A travers une série de saynètes cocasses ou graves, ce jeune professeur de banlieue nous distille avec une bienveillance tendre ce qui fait le sel de ses journées passées à enseigner le français à des enfants (avant d'être des élèves) qui s'incarnent cahin-caha sous une plume éminemment poétique. Il dit les corps et les cheveux qui deviennent encombrants à mesure qu'ils entrent dans l'adolescence, le cerveau envahi d'émotions plus angoissantes les unes que les autres... Il croque des personnages récurrents de ses classes de collège, année après année, il délivre leurs délicieuses perles, leur bon sens incisif ("Où vont les présidents quand ils ne sont plus présidents ?" -- "Bah en prison !" !), leur mauvaise foi lors des débats ou des jeux organisés par leur professeur préféré. Car oui, ils l'aiment bien leur "prof" qui leur donne des livres, tente de répondre à leurs questions sur l'actualité, la vie... C'est leur repère, leur bouée de sauvetage, leur point fixe quand tout s'écroule autour : les attentats, par exemple.

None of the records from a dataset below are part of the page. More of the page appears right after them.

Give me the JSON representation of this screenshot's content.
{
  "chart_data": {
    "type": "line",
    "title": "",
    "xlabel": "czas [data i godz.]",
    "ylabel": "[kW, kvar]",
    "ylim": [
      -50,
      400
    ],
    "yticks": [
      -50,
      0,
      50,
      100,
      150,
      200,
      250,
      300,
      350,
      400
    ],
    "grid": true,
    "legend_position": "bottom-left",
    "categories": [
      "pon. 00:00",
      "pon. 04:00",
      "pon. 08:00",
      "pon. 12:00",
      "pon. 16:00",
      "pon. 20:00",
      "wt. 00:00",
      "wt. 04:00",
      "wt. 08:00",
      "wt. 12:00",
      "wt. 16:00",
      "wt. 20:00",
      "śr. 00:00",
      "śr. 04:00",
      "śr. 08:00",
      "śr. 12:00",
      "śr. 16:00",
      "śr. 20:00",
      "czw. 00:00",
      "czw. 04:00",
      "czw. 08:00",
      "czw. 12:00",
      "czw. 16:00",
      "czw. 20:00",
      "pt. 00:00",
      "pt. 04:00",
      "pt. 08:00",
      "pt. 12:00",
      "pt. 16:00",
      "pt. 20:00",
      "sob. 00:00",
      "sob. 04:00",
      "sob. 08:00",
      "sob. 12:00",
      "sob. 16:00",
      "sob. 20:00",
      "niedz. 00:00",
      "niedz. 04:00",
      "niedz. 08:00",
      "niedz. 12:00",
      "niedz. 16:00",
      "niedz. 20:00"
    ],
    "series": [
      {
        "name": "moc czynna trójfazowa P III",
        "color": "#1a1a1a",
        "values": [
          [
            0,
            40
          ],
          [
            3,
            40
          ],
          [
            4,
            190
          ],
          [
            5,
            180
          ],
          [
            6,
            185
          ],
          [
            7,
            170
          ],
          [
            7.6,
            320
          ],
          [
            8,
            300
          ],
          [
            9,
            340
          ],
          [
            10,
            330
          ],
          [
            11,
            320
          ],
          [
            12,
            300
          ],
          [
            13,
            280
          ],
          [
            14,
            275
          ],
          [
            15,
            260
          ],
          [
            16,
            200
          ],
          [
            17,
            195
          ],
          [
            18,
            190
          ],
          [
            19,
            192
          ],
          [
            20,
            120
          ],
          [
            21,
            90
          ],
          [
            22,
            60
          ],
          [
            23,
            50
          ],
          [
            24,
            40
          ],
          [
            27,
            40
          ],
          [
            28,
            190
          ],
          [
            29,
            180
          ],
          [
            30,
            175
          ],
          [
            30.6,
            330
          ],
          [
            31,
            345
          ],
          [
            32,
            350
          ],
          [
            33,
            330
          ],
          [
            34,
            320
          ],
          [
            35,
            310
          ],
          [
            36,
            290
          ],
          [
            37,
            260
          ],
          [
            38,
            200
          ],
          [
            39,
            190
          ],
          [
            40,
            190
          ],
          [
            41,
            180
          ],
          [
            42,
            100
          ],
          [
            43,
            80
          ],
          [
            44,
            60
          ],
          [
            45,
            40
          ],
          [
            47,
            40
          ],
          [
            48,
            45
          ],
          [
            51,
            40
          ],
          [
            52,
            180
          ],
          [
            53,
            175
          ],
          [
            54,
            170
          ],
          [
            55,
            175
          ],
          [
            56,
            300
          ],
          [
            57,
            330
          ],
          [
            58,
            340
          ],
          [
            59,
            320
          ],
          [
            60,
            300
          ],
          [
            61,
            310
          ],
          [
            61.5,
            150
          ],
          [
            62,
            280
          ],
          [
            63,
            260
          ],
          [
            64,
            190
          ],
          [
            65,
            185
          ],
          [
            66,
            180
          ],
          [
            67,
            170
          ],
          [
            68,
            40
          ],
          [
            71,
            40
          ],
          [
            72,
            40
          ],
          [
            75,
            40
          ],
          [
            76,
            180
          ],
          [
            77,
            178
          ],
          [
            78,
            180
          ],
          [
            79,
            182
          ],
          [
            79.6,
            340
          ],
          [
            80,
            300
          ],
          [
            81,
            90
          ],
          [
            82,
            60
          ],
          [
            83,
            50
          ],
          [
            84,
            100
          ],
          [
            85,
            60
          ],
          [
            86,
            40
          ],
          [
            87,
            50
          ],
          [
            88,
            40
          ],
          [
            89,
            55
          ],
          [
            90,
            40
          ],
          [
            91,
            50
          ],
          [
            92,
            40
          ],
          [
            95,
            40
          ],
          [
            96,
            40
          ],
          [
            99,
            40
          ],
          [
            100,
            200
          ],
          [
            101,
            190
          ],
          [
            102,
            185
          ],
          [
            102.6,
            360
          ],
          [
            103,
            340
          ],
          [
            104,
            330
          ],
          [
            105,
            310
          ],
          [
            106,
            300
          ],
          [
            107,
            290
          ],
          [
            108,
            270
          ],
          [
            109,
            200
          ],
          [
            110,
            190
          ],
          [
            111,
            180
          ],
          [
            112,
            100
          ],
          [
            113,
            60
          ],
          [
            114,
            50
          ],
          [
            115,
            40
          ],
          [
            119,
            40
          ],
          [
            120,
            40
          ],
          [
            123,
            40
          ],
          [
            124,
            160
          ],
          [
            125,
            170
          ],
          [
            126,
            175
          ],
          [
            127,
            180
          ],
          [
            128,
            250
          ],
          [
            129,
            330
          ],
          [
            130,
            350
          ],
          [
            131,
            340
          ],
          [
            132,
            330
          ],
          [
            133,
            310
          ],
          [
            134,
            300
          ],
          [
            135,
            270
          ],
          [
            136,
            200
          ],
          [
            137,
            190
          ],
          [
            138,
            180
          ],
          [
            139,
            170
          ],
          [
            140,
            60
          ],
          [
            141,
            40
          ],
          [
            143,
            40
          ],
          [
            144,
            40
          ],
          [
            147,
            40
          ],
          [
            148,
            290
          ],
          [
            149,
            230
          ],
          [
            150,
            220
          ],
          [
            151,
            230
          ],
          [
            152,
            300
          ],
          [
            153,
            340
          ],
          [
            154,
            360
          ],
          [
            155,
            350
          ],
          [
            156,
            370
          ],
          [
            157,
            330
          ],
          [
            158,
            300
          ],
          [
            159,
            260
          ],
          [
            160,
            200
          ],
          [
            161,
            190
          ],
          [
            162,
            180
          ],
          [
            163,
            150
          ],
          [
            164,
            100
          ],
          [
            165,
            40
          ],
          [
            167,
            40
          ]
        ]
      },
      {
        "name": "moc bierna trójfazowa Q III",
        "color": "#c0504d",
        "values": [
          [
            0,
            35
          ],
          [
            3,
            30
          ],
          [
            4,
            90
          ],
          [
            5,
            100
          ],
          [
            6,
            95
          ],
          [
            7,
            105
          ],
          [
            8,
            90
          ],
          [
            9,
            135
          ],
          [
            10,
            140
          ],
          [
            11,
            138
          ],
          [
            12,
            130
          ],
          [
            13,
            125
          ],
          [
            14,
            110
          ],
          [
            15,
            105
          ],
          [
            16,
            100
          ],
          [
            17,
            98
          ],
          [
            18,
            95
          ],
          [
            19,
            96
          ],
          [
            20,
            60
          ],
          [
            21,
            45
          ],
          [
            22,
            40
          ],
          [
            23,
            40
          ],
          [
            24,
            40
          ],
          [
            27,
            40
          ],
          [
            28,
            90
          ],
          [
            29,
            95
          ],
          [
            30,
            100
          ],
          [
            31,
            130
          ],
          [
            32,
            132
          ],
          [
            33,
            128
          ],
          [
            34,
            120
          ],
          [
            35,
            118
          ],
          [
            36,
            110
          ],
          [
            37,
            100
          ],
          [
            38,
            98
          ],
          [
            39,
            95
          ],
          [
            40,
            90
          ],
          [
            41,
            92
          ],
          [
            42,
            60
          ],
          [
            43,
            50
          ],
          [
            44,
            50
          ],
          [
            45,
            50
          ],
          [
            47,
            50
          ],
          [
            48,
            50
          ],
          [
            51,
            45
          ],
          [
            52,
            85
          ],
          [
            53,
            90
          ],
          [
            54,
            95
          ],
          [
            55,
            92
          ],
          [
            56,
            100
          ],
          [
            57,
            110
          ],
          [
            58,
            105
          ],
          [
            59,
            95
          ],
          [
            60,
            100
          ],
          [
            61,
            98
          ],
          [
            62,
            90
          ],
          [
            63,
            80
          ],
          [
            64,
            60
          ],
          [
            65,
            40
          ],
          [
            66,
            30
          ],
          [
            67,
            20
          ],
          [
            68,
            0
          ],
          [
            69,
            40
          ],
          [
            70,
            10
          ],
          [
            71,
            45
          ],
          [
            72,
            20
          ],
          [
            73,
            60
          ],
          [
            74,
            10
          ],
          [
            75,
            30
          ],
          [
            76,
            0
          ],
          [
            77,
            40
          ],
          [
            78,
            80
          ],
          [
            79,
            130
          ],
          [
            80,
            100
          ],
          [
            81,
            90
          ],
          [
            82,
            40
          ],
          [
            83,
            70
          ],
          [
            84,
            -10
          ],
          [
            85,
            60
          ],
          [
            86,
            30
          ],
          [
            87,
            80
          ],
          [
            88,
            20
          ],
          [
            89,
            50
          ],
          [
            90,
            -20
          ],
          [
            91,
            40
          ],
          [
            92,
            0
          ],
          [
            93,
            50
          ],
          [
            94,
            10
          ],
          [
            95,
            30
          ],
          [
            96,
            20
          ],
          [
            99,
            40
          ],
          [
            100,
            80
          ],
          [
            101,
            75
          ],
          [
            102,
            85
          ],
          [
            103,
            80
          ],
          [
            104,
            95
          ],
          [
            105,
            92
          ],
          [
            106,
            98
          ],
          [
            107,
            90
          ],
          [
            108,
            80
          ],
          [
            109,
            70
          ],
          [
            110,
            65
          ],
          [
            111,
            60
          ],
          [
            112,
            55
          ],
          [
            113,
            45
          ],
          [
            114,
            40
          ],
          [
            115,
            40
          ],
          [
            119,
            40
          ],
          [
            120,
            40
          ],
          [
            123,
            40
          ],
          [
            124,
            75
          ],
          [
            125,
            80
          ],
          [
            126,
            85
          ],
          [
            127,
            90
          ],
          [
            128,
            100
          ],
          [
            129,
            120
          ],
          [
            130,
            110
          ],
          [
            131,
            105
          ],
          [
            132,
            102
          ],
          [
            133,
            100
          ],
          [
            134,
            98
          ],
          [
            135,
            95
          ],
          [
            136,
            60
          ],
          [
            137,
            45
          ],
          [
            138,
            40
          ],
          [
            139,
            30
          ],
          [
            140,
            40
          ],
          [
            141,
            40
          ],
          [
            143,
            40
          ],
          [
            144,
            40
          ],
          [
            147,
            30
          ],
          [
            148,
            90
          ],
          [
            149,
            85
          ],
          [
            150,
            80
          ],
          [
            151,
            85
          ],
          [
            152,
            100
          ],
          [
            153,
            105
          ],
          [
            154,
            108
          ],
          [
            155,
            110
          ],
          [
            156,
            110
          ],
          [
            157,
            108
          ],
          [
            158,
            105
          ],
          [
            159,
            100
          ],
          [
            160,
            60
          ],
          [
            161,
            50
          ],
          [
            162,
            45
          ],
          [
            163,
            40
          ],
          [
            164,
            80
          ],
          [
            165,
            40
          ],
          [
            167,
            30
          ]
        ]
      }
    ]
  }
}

Il y a les enfants qu'on renvoie au Bled sans finir l'année, les frères et soeurs, les doublants, les glandeurs gentils, les intellos bavards, les grandes gueules à la naïveté confondante, ceux qui ont réponse à tout ou qui cherchent leurs mots, d'autres qui dorment en classe... Les parents sévères, absents, permissifs, complexés, fiers de leur progéniture...
Tout ce petit monde-là gravite dans les couloirs, espace intersidéral qui se situe entre les salles de classe et la salle des professeurs, tente de créer une relation dans les 2 minutes de parlotte de l'interclasse, dans un temps qui se dilate et s'étire d'une année sur l'autre si bien que l'on ne sait plus bien à quel moment ou à qui l'on a parlé de ses dernières vacances, si c'était le souvenir de l'année dernière ou bien... ?
Un témoignage d'une humanité touchante, qui ne professe rien, et nous rappelle juste que la vérité sort de la bouche des enfants. A découvrir.